Day 5        Day 4        Day 3        Day 2        Day 1
(Felt Low) → [BLOCKED] → [BLOCKED] → [BLOCKED] → (Screwed)
     \____________________________________________/
                 DIRECT EFFECT ONLY

\[ Corr(Y_t,Y_{t−4}∣Y_{t−1},Y_{t−2},Y_{t−3}) \]

Mathematical Intuition: In an \(AR(1)\) process: \[X_t = \phi X_{t-1} + \epsilon_t\] The PACF at lag 2, 3, and 4 will be zero because \(X_{t-1}\) already contains all the information from the past that is relevant to the present.

8.2.3 The Academic Alternative: The Telephone Game

The Telephone Game is the standard formal alternative for identifying AR processes.

Feature	The Telephone Game Analogy
The Series	A message passed from Person \(A \rightarrow B \rightarrow C \rightarrow D\).
ACF (Lag 3)	Measures how much Person D’s message resembles Person A’s. Correlation is high because the words evolved step-by-step.
PACF (Lag 3)	Measures how much Person D “copied” Person A directly, after accounting for what Person C said.
Interpretation	In a perfect \(AR(1)\), Person D only hears Person C. The PACF for lags 2 and 3 is zero because D has no direct contact with A or B.

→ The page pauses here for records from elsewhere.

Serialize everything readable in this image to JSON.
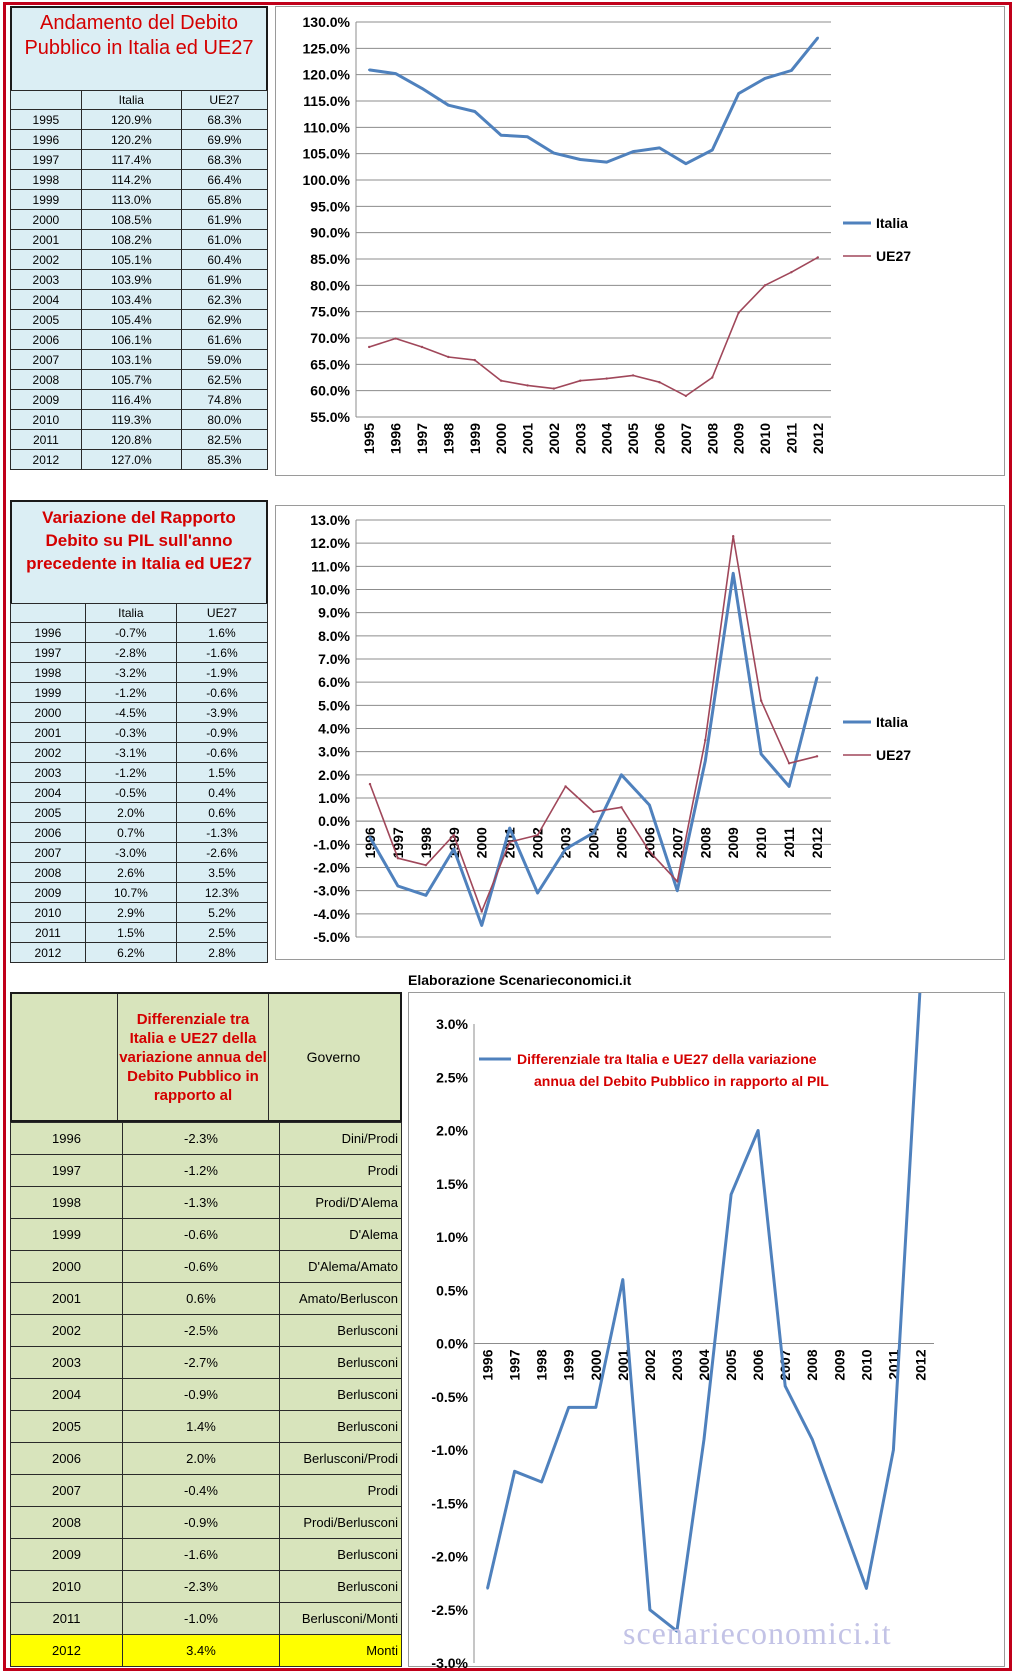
{
  "section1": {
    "title": "Andamento del Debito Pubblico in Italia ed UE27",
    "col_italia": "Italia",
    "col_ue27": "UE27",
    "rows": [
      [
        "1995",
        "120.9%",
        "68.3%"
      ],
      [
        "1996",
        "120.2%",
        "69.9%"
      ],
      [
        "1997",
        "117.4%",
        "68.3%"
      ],
      [
        "1998",
        "114.2%",
        "66.4%"
      ],
      [
        "1999",
        "113.0%",
        "65.8%"
      ],
      [
        "2000",
        "108.5%",
        "61.9%"
      ],
      [
        "2001",
        "108.2%",
        "61.0%"
      ],
      [
        "2002",
        "105.1%",
        "60.4%"
      ],
      [
        "2003",
        "103.9%",
        "61.9%"
      ],
      [
        "2004",
        "103.4%",
        "62.3%"
      ],
      [
        "2005",
        "105.4%",
        "62.9%"
      ],
      [
        "2006",
        "106.1%",
        "61.6%"
      ],
      [
        "2007",
        "103.1%",
        "59.0%"
      ],
      [
        "2008",
        "105.7%",
        "62.5%"
      ],
      [
        "2009",
        "116.4%",
        "74.8%"
      ],
      [
        "2010",
        "119.3%",
        "80.0%"
      ],
      [
        "2011",
        "120.8%",
        "82.5%"
      ],
      [
        "2012",
        "127.0%",
        "85.3%"
      ]
    ]
  },
  "section2": {
    "title": "Variazione del Rapporto Debito su PIL sull'anno precedente in Italia ed UE27",
    "col_italia": "Italia",
    "col_ue27": "UE27",
    "rows": [
      [
        "1996",
        "-0.7%",
        "1.6%"
      ],
      [
        "1997",
        "-2.8%",
        "-1.6%"
      ],
      [
        "1998",
        "-3.2%",
        "-1.9%"
      ],
      [
        "1999",
        "-1.2%",
        "-0.6%"
      ],
      [
        "2000",
        "-4.5%",
        "-3.9%"
      ],
      [
        "2001",
        "-0.3%",
        "-0.9%"
      ],
      [
        "2002",
        "-3.1%",
        "-0.6%"
      ],
      [
        "2003",
        "-1.2%",
        "1.5%"
      ],
      [
        "2004",
        "-0.5%",
        "0.4%"
      ],
      [
        "2005",
        "2.0%",
        "0.6%"
      ],
      [
        "2006",
        "0.7%",
        "-1.3%"
      ],
      [
        "2007",
        "-3.0%",
        "-2.6%"
      ],
      [
        "2008",
        "2.6%",
        "3.5%"
      ],
      [
        "2009",
        "10.7%",
        "12.3%"
      ],
      [
        "2010",
        "2.9%",
        "5.2%"
      ],
      [
        "2011",
        "1.5%",
        "2.5%"
      ],
      [
        "2012",
        "6.2%",
        "2.8%"
      ]
    ]
  },
  "section3": {
    "header_diff": "Differenziale tra Italia e UE27 della variazione annua del Debito Pubblico in rapporto al",
    "header_gov": "Governo",
    "chart_header": "Elaborazione Scenarieconomici.it",
    "watermark": "scenarieconomici.it",
    "rows": [
      [
        "1996",
        "-2.3%",
        "Dini/Prodi"
      ],
      [
        "1997",
        "-1.2%",
        "Prodi"
      ],
      [
        "1998",
        "-1.3%",
        "Prodi/D'Alema"
      ],
      [
        "1999",
        "-0.6%",
        "D'Alema"
      ],
      [
        "2000",
        "-0.6%",
        "D'Alema/Amato"
      ],
      [
        "2001",
        "0.6%",
        "Amato/Berluscon"
      ],
      [
        "2002",
        "-2.5%",
        "Berlusconi"
      ],
      [
        "2003",
        "-2.7%",
        "Berlusconi"
      ],
      [
        "2004",
        "-0.9%",
        "Berlusconi"
      ],
      [
        "2005",
        "1.4%",
        "Berlusconi"
      ],
      [
        "2006",
        "2.0%",
        "Berlusconi/Prodi"
      ],
      [
        "2007",
        "-0.4%",
        "Prodi"
      ],
      [
        "2008",
        "-0.9%",
        "Prodi/Berlusconi"
      ],
      [
        "2009",
        "-1.6%",
        "Berlusconi"
      ],
      [
        "2010",
        "-2.3%",
        "Berlusconi"
      ],
      [
        "2011",
        "-1.0%",
        "Berlusconi/Monti"
      ],
      [
        "2012",
        "3.4%",
        "Monti"
      ]
    ]
  },
  "chart_data": [
    {
      "type": "line",
      "x": [
        "1995",
        "1996",
        "1997",
        "1998",
        "1999",
        "2000",
        "2001",
        "2002",
        "2003",
        "2004",
        "2005",
        "2006",
        "2007",
        "2008",
        "2009",
        "2010",
        "2011",
        "2012"
      ],
      "series": [
        {
          "name": "Italia",
          "color": "#4f81bd",
          "values": [
            120.9,
            120.2,
            117.4,
            114.2,
            113.0,
            108.5,
            108.2,
            105.1,
            103.9,
            103.4,
            105.4,
            106.1,
            103.1,
            105.7,
            116.4,
            119.3,
            120.8,
            127.0
          ]
        },
        {
          "name": "UE27",
          "color": "#a0475a",
          "values": [
            68.3,
            69.9,
            68.3,
            66.4,
            65.8,
            61.9,
            61.0,
            60.4,
            61.9,
            62.3,
            62.9,
            61.6,
            59.0,
            62.5,
            74.8,
            80.0,
            82.5,
            85.3
          ]
        }
      ],
      "ylim": [
        55,
        130
      ],
      "yticks": [
        "55.0%",
        "60.0%",
        "65.0%",
        "70.0%",
        "75.0%",
        "80.0%",
        "85.0%",
        "90.0%",
        "95.0%",
        "100.0%",
        "105.0%",
        "110.0%",
        "115.0%",
        "120.0%",
        "125.0%",
        "130.0%"
      ],
      "legend": "right",
      "grid": true
    },
    {
      "type": "line",
      "x": [
        "1996",
        "1997",
        "1998",
        "1999",
        "2000",
        "2001",
        "2002",
        "2003",
        "2004",
        "2005",
        "2006",
        "2007",
        "2008",
        "2009",
        "2010",
        "2011",
        "2012"
      ],
      "series": [
        {
          "name": "Italia",
          "color": "#4f81bd",
          "values": [
            -0.7,
            -2.8,
            -3.2,
            -1.2,
            -4.5,
            -0.3,
            -3.1,
            -1.2,
            -0.5,
            2.0,
            0.7,
            -3.0,
            2.6,
            10.7,
            2.9,
            1.5,
            6.2
          ]
        },
        {
          "name": "UE27",
          "color": "#a0475a",
          "values": [
            1.6,
            -1.6,
            -1.9,
            -0.6,
            -3.9,
            -0.9,
            -0.6,
            1.5,
            0.4,
            0.6,
            -1.3,
            -2.6,
            3.5,
            12.3,
            5.2,
            2.5,
            2.8
          ]
        }
      ],
      "ylim": [
        -5,
        13
      ],
      "yticks": [
        "-5.0%",
        "-4.0%",
        "-3.0%",
        "-2.0%",
        "-1.0%",
        "0.0%",
        "1.0%",
        "2.0%",
        "3.0%",
        "4.0%",
        "5.0%",
        "6.0%",
        "7.0%",
        "8.0%",
        "9.0%",
        "10.0%",
        "11.0%",
        "12.0%",
        "13.0%"
      ],
      "legend": "right",
      "grid": true
    },
    {
      "type": "line",
      "x": [
        "1996",
        "1997",
        "1998",
        "1999",
        "2000",
        "2001",
        "2002",
        "2003",
        "2004",
        "2005",
        "2006",
        "2007",
        "2008",
        "2009",
        "2010",
        "2011",
        "2012"
      ],
      "series": [
        {
          "name": "Differenziale tra Italia e UE27 della variazione annua del Debito Pubblico in rapporto al PIL",
          "color": "#4f81bd",
          "values": [
            -2.3,
            -1.2,
            -1.3,
            -0.6,
            -0.6,
            0.6,
            -2.5,
            -2.7,
            -0.9,
            1.4,
            2.0,
            -0.4,
            -0.9,
            -1.6,
            -2.3,
            -1.0,
            3.4
          ]
        }
      ],
      "ylim": [
        -3,
        3
      ],
      "yticks": [
        "-3.0%",
        "-2.5%",
        "-2.0%",
        "-1.5%",
        "-1.0%",
        "-0.5%",
        "0.0%",
        "0.5%",
        "1.0%",
        "1.5%",
        "2.0%",
        "2.5%",
        "3.0%"
      ],
      "legend": "top",
      "grid": false
    }
  ]
}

8.2.4 Summary for Model Identification

Tip

ACF = “Does the past echo?” ; PACF = “Which past day actually caused today?”
ACF tells you how memory flows ;PACF tells you where memory originates
ACF measures persistence ; PACF identifies structure

AR(p) Identification: The PACF is the “hero.” It will show significant spikes only for the actual number of direct steps (\(p\)) and then “shut off” to zero.
MA(q) Identification: The ACF is the “hero.” It will show significant spikes only for the number of “shocks” (\(q\)) currently affecting the system, then cut off.

The Golden Rule of Identification: > * If the PACF hits a wall, it’s an AR model (count the spikes for \(p\)). If the ACF hits a wall, it’s an MA model (count the spikes for \(q\)). If both linger and decay, it’s time to start testing ARMA combinations.